Building on the success of pair programming, LAFABLE incorporates pair managing, in which each developer or tester is watched by two managers. With two pairs of eyes on each task, it becomes extremely unlikely that an opportunity for micromanagement will go unnoticed.
Definition of Mostly Begun
Each team establishes a Definition of Mostly Begun. A task cannot be said to have begun until it complies with this definition. A typical definition of mostly begun includes:
- Developer has had morning caffeinated drink
- Developer has read favorite internet morning news site
- Developer has heard of the task
Once these things are complete, the developer is able to report in a daily standup that work on the task has begun.
Definition of Done on My Machine
Once a developer has seen a feature work even once on his or her own machine that feature may be reported as “Done on My Machine.” In LAFABLE, senior developers are held to a higher standard and cannot report something as Done on My Machine unless it has worked multiple times on their machines.
Definition of Mostly Done
In order to avoid communication problems, LAFABLE teams establish a Definition of Mostly Done. Once an item is Mostly Done, it is often deployed into production use. Doing so engages users in the testing process. Making users feel a part of the process is more important than giving them high quality features and so the product is delivered to them well before it should be.
Definition of We Really Mean It’s Done This Time
Finally, functionality reaches a state where the team really means it’s done this time. Really. They do. Except the testers have not touched it yet. That happens in Stabilization.
Testers Get First Look at the System
After all Strolls are complete, it is time to involve the testers. In LAFABLE, all testing is done during a lengthy Stabilization phase. Don’t worry, though, it’s not that lengthy. LAFABLE rules dictate that teams spend no more than half the time required to find and fix all defects, ensuring you beat your competitors to market with a low-quality release.

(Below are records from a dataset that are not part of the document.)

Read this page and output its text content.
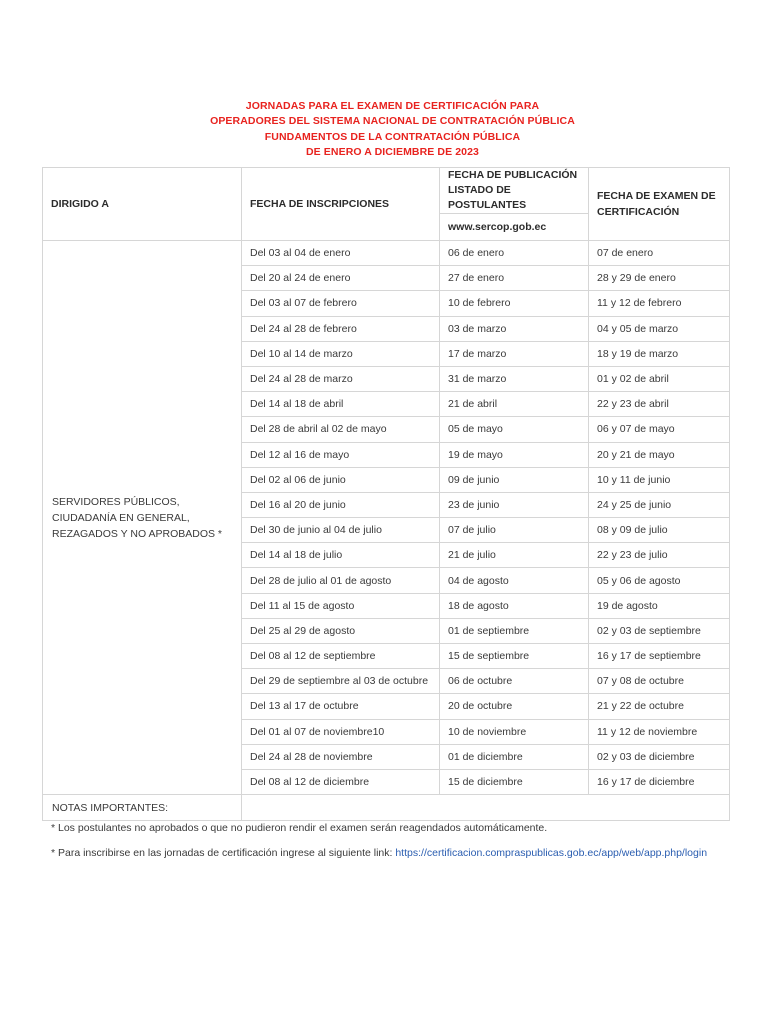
JORNADAS PARA EL EXAMEN DE CERTIFICACIÓN PARA
OPERADORES DEL SISTEMA NACIONAL DE CONTRATACIÓN PÚBLICA
FUNDAMENTOS DE LA CONTRATACIÓN PÚBLICA
DE ENERO A DICIEMBRE DE 2023
DIRIGIDO A	FECHA DE INSCRIPCIONES	FECHA DE PUBLICACIÓN LISTADO DE POSTULANTES	FECHA DE EXAMEN DE CERTIFICACIÓN
		www.sercop.gob.ec	
SERVIDORES PÚBLICOS, CIUDADANÍA EN GENERAL, REZAGADOS Y NO APROBADOS *	Del 03 al 04 de enero	06 de enero	07 de enero
	Del 20 al 24 de enero	27 de enero	28 y 29 de enero
	Del 03 al 07 de febrero	10 de febrero	11 y 12 de febrero
	Del 24 al 28 de febrero	03 de marzo	04 y 05 de marzo
	Del 10 al 14 de marzo	17 de marzo	18 y 19 de marzo
	Del 24 al 28 de marzo	31 de marzo	01 y 02 de abril
	Del 14 al 18 de abril	21 de abril	22 y 23 de abril
	Del 28 de abril al 02 de mayo	05 de mayo	06 y 07 de mayo
	Del 12 al 16 de mayo	19 de mayo	20 y 21 de mayo
	Del 02 al 06 de junio	09 de junio	10 y 11 de junio
	Del 16 al 20 de junio	23 de junio	24 y 25 de junio
	Del 30 de junio al 04 de julio	07 de julio	08 y 09 de julio
	Del 14 al 18 de julio	21 de julio	22 y 23 de julio
	Del 28 de julio al 01 de agosto	04 de agosto	05 y 06 de agosto
	Del 11 al 15 de agosto	18 de agosto	19 de agosto
	Del 25 al 29 de agosto	01 de septiembre	02 y 03 de septiembre
	Del 08 al 12 de septiembre	15 de septiembre	16 y 17 de septiembre
	Del 29 de septiembre al 03 de octubre	06 de octubre	07 y 08 de octubre
	Del 13 al 17 de octubre	20 de octubre	21 y 22 de octubre
	Del 01 al 07 de noviembre10	10 de noviembre	11 y 12 de noviembre
	Del 24 al 28 de noviembre	01 de diciembre	02 y 03 de diciembre
	Del 08 al 12 de diciembre	15 de diciembre	16 y 17 de diciembre
NOTAS IMPORTANTES:			
* Los postulantes no aprobados o que no pudieron rendir el examen serán reagendados automáticamente.
* Para inscribirse en las jornadas de certificación ingrese al siguiente link: https://certificacion.compraspublicas.gob.ec/app/web/app.php/login
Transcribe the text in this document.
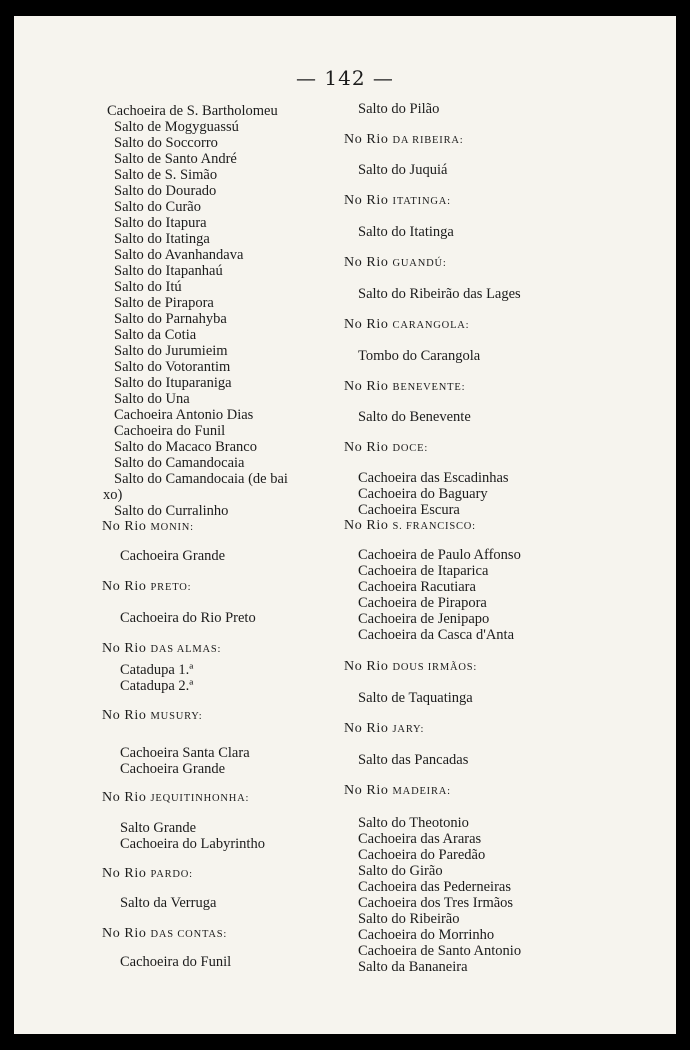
— 142 —
Cachoeira de S. Bartholomeu
Salto de Mogyguassú
Salto do Soccorro
Salto de Santo André
Salto de S. Simão
Salto do Dourado
Salto do Curão
Salto do Itapura
Salto do Itatinga
Salto do Avanhandava
Salto do Itapanhaú
Salto do Itú
Salto de Pirapora
Salto do Parnahyba
Salto da Cotia
Salto do Jurumieim
Salto do Votorantim
Salto do Ituparaniga
Salto do Una
Cachoeira Antonio Dias
Cachoeira do Funil
Salto do Macaco Branco
Salto do Camandocaia
Salto do Camandocaia (de bai
xo)
Salto do Curralinho
No Rio MONIN:
Cachoeira Grande
No Rio PRETO:
Cachoeira do Rio Preto
No Rio DAS ALMAS:
Catadupa 1.ª
Catadupa 2.ª
No Rio MUSURY:
Cachoeira Santa Clara
Cachoeira Grande
No Rio JEQUITINHONHA:
Salto Grande
Cachoeira do Labyrintho
No Rio PARDO:
Salto da Verruga
No Rio DAS CONTAS:
Cachoeira do Funil
Salto do Pilão
No Rio DA RIBEIRA:
Salto do Juquiá
No Rio ITATINGA:
Salto do Itatinga
No Rio GUANDÚ:
Salto do Ribeirão das Lages
No Rio CARANGOLA:
Tombo do Carangola
No Rio BENEVENTE:
Salto do Benevente
No Rio DOCE:
Cachoeira das Escadinhas
Cachoeira do Baguary
Cachoeira Escura
No Rio S. FRANCISCO:
Cachoeira de Paulo Affonso
Cachoeira de Itaparica
Cachoeira Racutiara
Cachoeira de Pirapora
Cachoeira de Jenipapo
Cachoeira da Casca d'Anta
No Rio DOUS IRMÃOS:
Salto de Taquatinga
No Rio JARY:
Salto das Pancadas
No Rio MADEIRA:
Salto do Theotonio
Cachoeira das Araras
Cachoeira do Paredão
Salto do Girão
Cachoeira das Pederneiras
Cachoeira dos Tres Irmãos
Salto do Ribeirão
Cachoeira do Morrinho
Cachoeira de Santo Antonio
Salto da Bananeira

Product Owner’s Hidden Agenda Backlog
LAFABLE teams are told to “embrace change.” A product owner ensures a team’s ability to do this by deliberately holding some requirements back to be introduced later in the project. By introducing important functionality and architectural changes late in a project, a product owner can keep a team prepared for change at any time.
Because the written word is subject to interpretation and because all communication on LAFABLE projects is written, the product owner, Stroll Master and team members engage in a three-way battle. At stake is ownership of the intent of various statements in a document. Whichever group wins this battle and owns the intent will be able to say to others, “Well, I see how you could interpret this requirement that way, but let me assure you that isn’t what it means.”
Rapid Descoping Phase
The important, final phase on a LAFABLE project is the rapid descoping of all features that could not be delivered in the ample time provided to the team.
Release Choo Choo
During the Stabilization phase, the Release Choo Choo is shown to be a train wreck.
Train wreck! The Release Choo Choo goes off track, sliding off the top of the product backlog and crashing into reality.